L’intérêt de ce Martin Scorsese réside d’abord dans le fait qu’il s’agit d’une biographie, résumée certes, mais qui n’en couvre pas moins toute la vie et toute la carrière du cinéaste, depuis son enfance à Little Italy jusqu’à son implication dans Joker (et la polémique qui s’ensuivit sur sa critique des productions Marvel). Bon, certains passages ont été quelque peu euphémisés il est vrai (notamment l’addiction de Marty à la cocaïne dans les années 70). Il n’empêche l’exercice a l’avantage de proposer des images qui pour la plupart n’existent pas ; celles de Marty enfant souffrant de ses crises d’asthme ; celles de son oncle Joe, petit malfrat qui lui inspirera le personnage de Johnny Boy (De Niro) dans Mean Streets ; celles du jeune Scorsese enseignant en cinéma à la New York University à la fin des années 60 (à un certain Oliver Stone notamment), etc. Bien sûr pour quiconque connait la vie de Martin Scorsese sur le bout des doigts (et/ou ayant lu la biographie que je lui ai consacré en 2019 – Martin Scorsese, l’affranchi chez Nouveau Monde) il n’y a pas vraiment de scoop ici, mais la plus-value est ailleurs. Car en plus d’être un bel objet de presque 400 pages (au prix modique de 22,90 euros), le livre a la bonne idée d’alterner les styles graphiques selon les périodes de la vie de Marty (le noir et blanc pour l’enfance par exemple) mais aussi de placer, ça et là, l’air de rien, quelques beaux clins d’œil aux chefs d’œuvre du 7e Art adorés par Scorsese (au hasard, Citizen Kane, Huit et demi ou The Great Train Robbery). Voilà, au final ce « Martin Scorsese en BD » est un ouvrage bien documenté (j’ai cherché les erreurs et n’en ai trouvées aucune), original et astucieux. C’est aussi un bel hommage à un réalisateur de génie, au cinéma du Nouvel Hollywood (on y croise bien sûr toute la bande des movie brats, les Coppola, De Palma, Spielberg, Lucas…) et surtout au 7e Art qu’Amazing Améziane semble particulièrement apprécier.  D’où notre envie de lui poser quelques questions…

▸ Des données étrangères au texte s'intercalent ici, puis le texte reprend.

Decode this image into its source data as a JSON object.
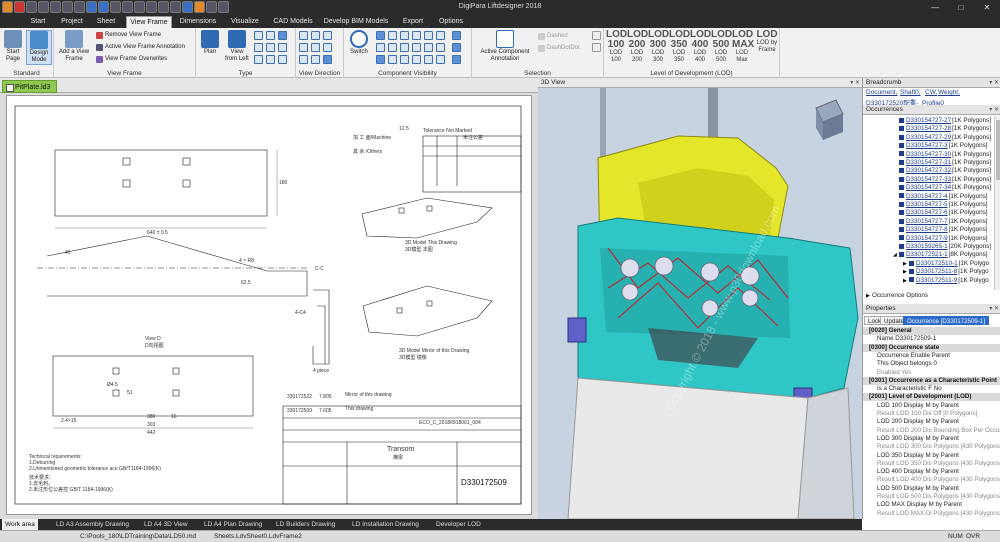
{
  "app": {
    "title": "DigiPara Liftdesigner 2018"
  },
  "window_controls": {
    "min": "—",
    "max": "□",
    "close": "✕"
  },
  "menu": [
    "Start",
    "Project",
    "Sheet",
    "View Frame",
    "Dimensions",
    "Visualize",
    "CAD Models",
    "Develop BIM Models",
    "Export",
    "Options"
  ],
  "menu_active": "View Frame",
  "ribbon": {
    "standard": {
      "label": "Standard",
      "start_page": "Start\nPage",
      "design_mode": "Design\nMode"
    },
    "view_frame": {
      "label": "View Frame",
      "add": "Add a View\nFrame",
      "remove": "Remove View Frame",
      "annotation": "Active View Frame Annotation",
      "overwrites": "View Frame Overwrites"
    },
    "type": {
      "label": "Type",
      "plan": "Plan",
      "view_from_left": "View\nfrom Left"
    },
    "view_direction": {
      "label": "View Direction"
    },
    "component_visibility": {
      "label": "Component Visibility",
      "switch": "Switch"
    },
    "selection": {
      "label": "Selection",
      "active_component": "Active Component\nAnnotation",
      "dashed": "Dashed",
      "dashdotdot": "DashDotDot"
    },
    "lod": {
      "label": "Level of Development (LOD)",
      "buttons": [
        {
          "big": "LOD\n100",
          "small": "LOD\n100"
        },
        {
          "big": "LOD\n200",
          "small": "LOD\n200"
        },
        {
          "big": "LOD\n300",
          "small": "LOD\n300"
        },
        {
          "big": "LOD\n350",
          "small": "LOD\n350"
        },
        {
          "big": "LOD\n400",
          "small": "LOD\n400"
        },
        {
          "big": "LOD\n500",
          "small": "LOD\n500"
        },
        {
          "big": "LOD\nMAX",
          "small": "LOD\nMax"
        },
        {
          "big": "LOD",
          "small": "LOD by\nFrame"
        }
      ]
    }
  },
  "document": {
    "tab": "PitPlate.ld3"
  },
  "drawing": {
    "title_block": {
      "name": "Transom",
      "sub": "横梁",
      "part_no": "D330172509",
      "code": "ECO_C_20180918001_004"
    },
    "tolerance_hdr": "Tolerance Not Marked",
    "tolerance_hdr_cn": "未注公差",
    "machine": "加 工 面/Machine",
    "others": "其 余 /Others",
    "ra": "12.5",
    "dim_length": "640 ± 0.5",
    "dim_height": "180",
    "section_label": "C-C",
    "view_d": "View D",
    "view_d_cn": "D向视图",
    "model_this": "3D Model This Drawing",
    "model_this_cn": "3D模型 本图",
    "model_mirror": "3D Model Mirror of this Drawing",
    "model_mirror_cn": "3D模型 镜像",
    "mirror_this": "Mirror of this drawing",
    "this_drawing": "This drawing",
    "piece_no": "4 piece",
    "tech": [
      "Technical requirements:",
      "1.Deburring",
      "2.Unmentioned geometric tolerance ace.GB/T1184-1996(K)",
      "技术要求：",
      "1.去毛刺。",
      "2.未注形位公差控 GB/T 1184-1996(K)"
    ],
    "nums": [
      "330172522",
      "7.805",
      "330172509",
      "7.605",
      "442",
      "303",
      "380",
      "2.4×15",
      "4 × R8",
      "62.5",
      "45",
      "4-C4",
      "51",
      "Ø4.5",
      "16"
    ]
  },
  "view3d": {
    "title": "3D View",
    "watermark": "Copyright © 2018 - www.p30download.com"
  },
  "breadcrumb": {
    "title": "Breadcrumb",
    "items": [
      "Document,",
      "Shaft0,",
      "CW,",
      "Weight,"
    ],
    "line2": "D330172520配重-_Profile0"
  },
  "occurrences": {
    "title": "Occurrences",
    "items": [
      {
        "id": "D330154727-27",
        "info": "[1K Polygons]"
      },
      {
        "id": "D330154727-28",
        "info": "[1K Polygons]"
      },
      {
        "id": "D330154727-29",
        "info": "[1K Polygons]"
      },
      {
        "id": "D330154727-3",
        "info": "[1K Polygons]"
      },
      {
        "id": "D330154727-30",
        "info": "[1K Polygons]"
      },
      {
        "id": "D330154727-31",
        "info": "[1K Polygons]"
      },
      {
        "id": "D330154727-32",
        "info": "[1K Polygons]"
      },
      {
        "id": "D330154727-33",
        "info": "[1K Polygons]"
      },
      {
        "id": "D330154727-34",
        "info": "[1K Polygons]"
      },
      {
        "id": "D330154727-4",
        "info": "[1K Polygons]"
      },
      {
        "id": "D330154727-5",
        "info": "[1K Polygons]"
      },
      {
        "id": "D330154727-6",
        "info": "[1K Polygons]"
      },
      {
        "id": "D330154727-7",
        "info": "[1K Polygons]"
      },
      {
        "id": "D330154727-8",
        "info": "[1K Polygons]"
      },
      {
        "id": "D330154727-9",
        "info": "[1K Polygons]"
      },
      {
        "id": "D330159265-1",
        "info": "[20K Polygons]"
      },
      {
        "id": "D330172521-1",
        "info": "[8K Polygons]"
      },
      {
        "id": "D330172510-1",
        "info": "[1K Polygo"
      },
      {
        "id": "D330172511-8",
        "info": "[1K Polygo"
      },
      {
        "id": "D330172511-9",
        "info": "[1K Polygo"
      }
    ],
    "options": "Occurrence Options"
  },
  "properties": {
    "title": "Properties",
    "buttons": [
      "Lock",
      "Update",
      "Occurrence [D330172509-1]"
    ],
    "rows": [
      {
        "t": "sec",
        "text": "[0020] General"
      },
      {
        "t": "row",
        "text": "Name                D330172509-1"
      },
      {
        "t": "sec",
        "text": "[0300] Occurrence state"
      },
      {
        "t": "row",
        "text": "Occurrence Enable  Parent"
      },
      {
        "t": "row",
        "text": "This Object belongs 0"
      },
      {
        "t": "dim",
        "text": "Enabled              Yes"
      },
      {
        "t": "sec",
        "text": "[0301] Occurrence as a Characteristic Point"
      },
      {
        "t": "row",
        "text": "Is a Characteristic F No"
      },
      {
        "t": "sec",
        "text": "[2001] Level of Development (LOD)"
      },
      {
        "t": "row",
        "text": "LOD 100 Display M by Parent"
      },
      {
        "t": "dim",
        "text": "Result LOD 100 Dis Off [0 Polygons]"
      },
      {
        "t": "row",
        "text": "LOD 200 Display M by Parent"
      },
      {
        "t": "dim",
        "text": "Result LOD 200 Dis Bounding Box Per Occurrence"
      },
      {
        "t": "row",
        "text": "LOD 300 Display M by Parent"
      },
      {
        "t": "dim",
        "text": "Result LOD 300 Dis Polygons [430 Polygons]"
      },
      {
        "t": "row",
        "text": "LOD 350 Display M by Parent"
      },
      {
        "t": "dim",
        "text": "Result LOD 350 Dis Polygons [430 Polygons]"
      },
      {
        "t": "row",
        "text": "LOD 400 Display M by Parent"
      },
      {
        "t": "dim",
        "text": "Result LOD 400 Dis Polygons [430 Polygons]"
      },
      {
        "t": "row",
        "text": "LOD 500 Display M by Parent"
      },
      {
        "t": "dim",
        "text": "Result LOD 500 Dis Polygons [430 Polygons]"
      },
      {
        "t": "row",
        "text": "LOD MAX Display M by Parent"
      },
      {
        "t": "dim",
        "text": "Result LOD MAX Di Polygons [430 Polygons]"
      }
    ]
  },
  "bottom_tabs": [
    "Work area",
    "LD A3 Assembly Drawing",
    "LD A4 3D View",
    "LD A4 Plan Drawing",
    "LD Builders Drawing",
    "LD Installation Drawing",
    "Developer LOD"
  ],
  "status": {
    "path": "C:\\Pools_180\\LDTraining\\Data\\LD50.md",
    "sheet": "Sheets.LdvSheet0.LdvFrame2",
    "num": "NUM",
    "ovr": "OVR"
  }
}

Régis Dubois : Peux-tu te présenter pour ceux qui ne te connaissent pas ?

Amazing Améziane : En février 2022, cela fera 20 ans que je fait de la BD et des COMICS et j’aurai produit 22 livres, j’en ai écrit la moitié et fait le design de tous.

J’ai une formation de graphiste avec spécialisation illustration et j’ai bossé comme illustrateur dans le presse magazine, ainsi que Directeur Artistique d’un magazine de rap old school ; L’Affiche. Et j’en ai eu marre de bosser pour les autres et j’ai écrit CLAN, un scénar de Yakuza, une version moderne de Zatoichi en 2001 (avant le film de Kitano, donc). Mais je n’ai pu le dessiner que 14 ans plus tard, car rien ne se passe jamais comme on le veut…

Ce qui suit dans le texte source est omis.